# New heifer



## BoldVenture

So what do yall think? My first "keeper"


----------



## BlackDog

Looks good


----------



## BoldVenture

Thanks! She's a 9 month old Registered Angus.


----------



## jbardellini

Looks good


----------



## charloisfarmer

Nice it's good when u start raising ur own bloodlines


----------



## Gerard-Dawn

Looking nice, will be a great addition to your livestock!


----------



## dawnandduke2002

Very nice! I look at one of my calves and he's seven months and still looking like a reg. 4 month old, his mom was around 7 months when she was bred, so he's a small one, hence his name; Peanut.


----------



## MississippiJubileeRancher

Looks good where r u all from


----------



## tnsalersbreeder

BoldVenture said:


> So what do yall think? My first "keeper"


Good length, decent depth, a little lacking in the rear end. I would have to see her walk and we how she "tracks" before making a final keeper determination! She looks a bit on the small side frame wise but for 9 months old not to shabby!


----------



## tnsalersbreeder

BoldVenture said:


> Thanks! She's a 9 month old Registered Angus.

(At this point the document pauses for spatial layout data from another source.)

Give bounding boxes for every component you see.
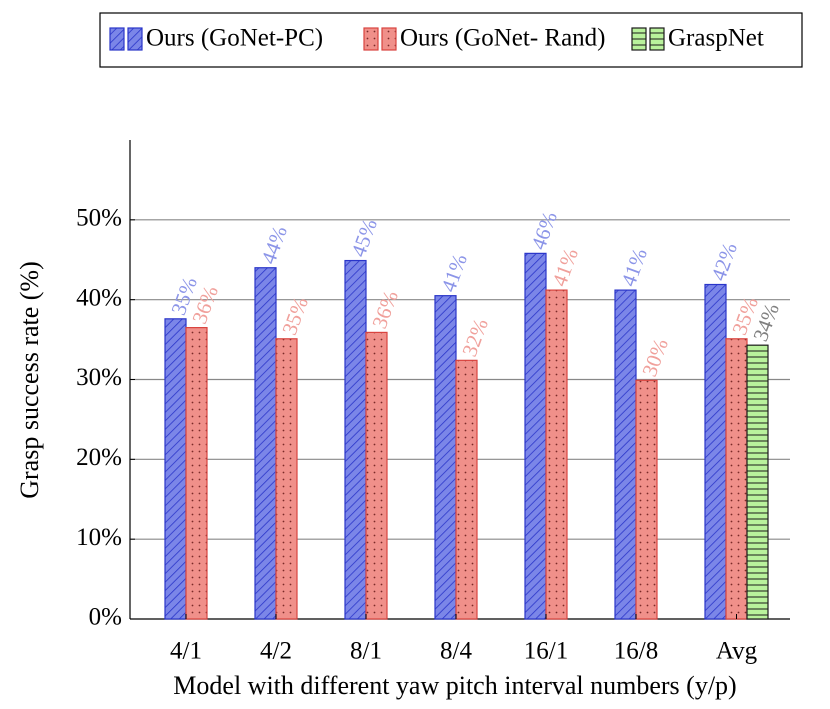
bar-pattern [344,259,367,620]
bar-pattern [185,327,208,620]
bar-annotation: 32% [457,315,493,359]
bar-pattern [254,267,277,620]
bar-annotation: 41% [547,245,583,289]
bar-pattern [455,359,478,620]
bar-annotation: 30% [637,335,673,379]
x-tick-label: 8/1 [350,638,382,665]
bar-annotation: 46% [526,208,562,252]
legend-label: GraspNet [668,25,764,52]
x-tick-label: 4/2 [260,638,292,665]
bar-pattern [704,283,727,620]
bar-pattern [635,379,658,620]
legend-swatch-pattern [109,27,125,51]
bar-annotation: 35% [277,294,313,338]
bar-pattern [434,295,457,620]
x-tick-label: 8/4 [440,638,472,665]
bar-annotation: 42% [706,239,742,283]
bar-annotation: 41% [436,251,472,295]
legend-swatch-pattern [363,27,379,51]
bar-pattern [545,289,568,620]
y-tick-label: 50% [76,205,122,232]
legend-label: Ours (GoNet-PC) [146,25,323,52]
legend-swatch-pattern [631,27,647,51]
bar-pattern [164,318,187,620]
x-tick-label: 16/8 [614,638,658,665]
bar-annotation: 41% [616,245,652,289]
x-tick-label: 16/1 [524,638,568,665]
y-tick-label: 0% [89,604,122,631]
x-tick-label: Avg [716,638,758,665]
x-tick-label: 4/1 [170,638,202,665]
legend-label: Ours (GoNet- Rand) [400,25,606,52]
legend-swatch-pattern [381,27,397,51]
legend-box [99,12,803,68]
legend-swatch-pattern [127,27,143,51]
y-axis-label: Grasp success rate (%) [15,261,44,499]
bar-pattern [365,331,388,620]
bar-pattern [275,338,298,620]
bar-pattern [524,252,547,620]
y-tick-label: 20% [76,444,122,471]
bar-pattern [746,344,769,620]
y-tick-label: 40% [76,284,122,311]
bar-annotation: 45% [346,216,382,260]
bar-annotation: 44% [256,223,292,267]
y-tick-label: 30% [76,364,122,391]
bar-pattern [725,338,748,620]
y-tick-label: 10% [76,524,122,551]
bar-annotation: 36% [367,287,403,331]
bar-pattern [614,289,637,620]
legend-swatch-pattern [649,27,665,51]
x-axis-label: Model with different yaw pitch interval … [173,671,736,700]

Registered don't mean a thing. I've seen someone that had commercial non registered cows that quality wise would wipe the floor with any high dollared registered cow!


----------



## oreana

many beginners believe an animal has to be good quality to be registered--WRONG. They are not good because they are registered and they are (unfortunately) not registered because they are good. The only exceptions I know of are the Parthenaise of France and the Piedmontese of Italy. They have standards that must be met before an animal can be registered although the U.S.A. chapters of those organizations don't seem to adhere to those standards.


----------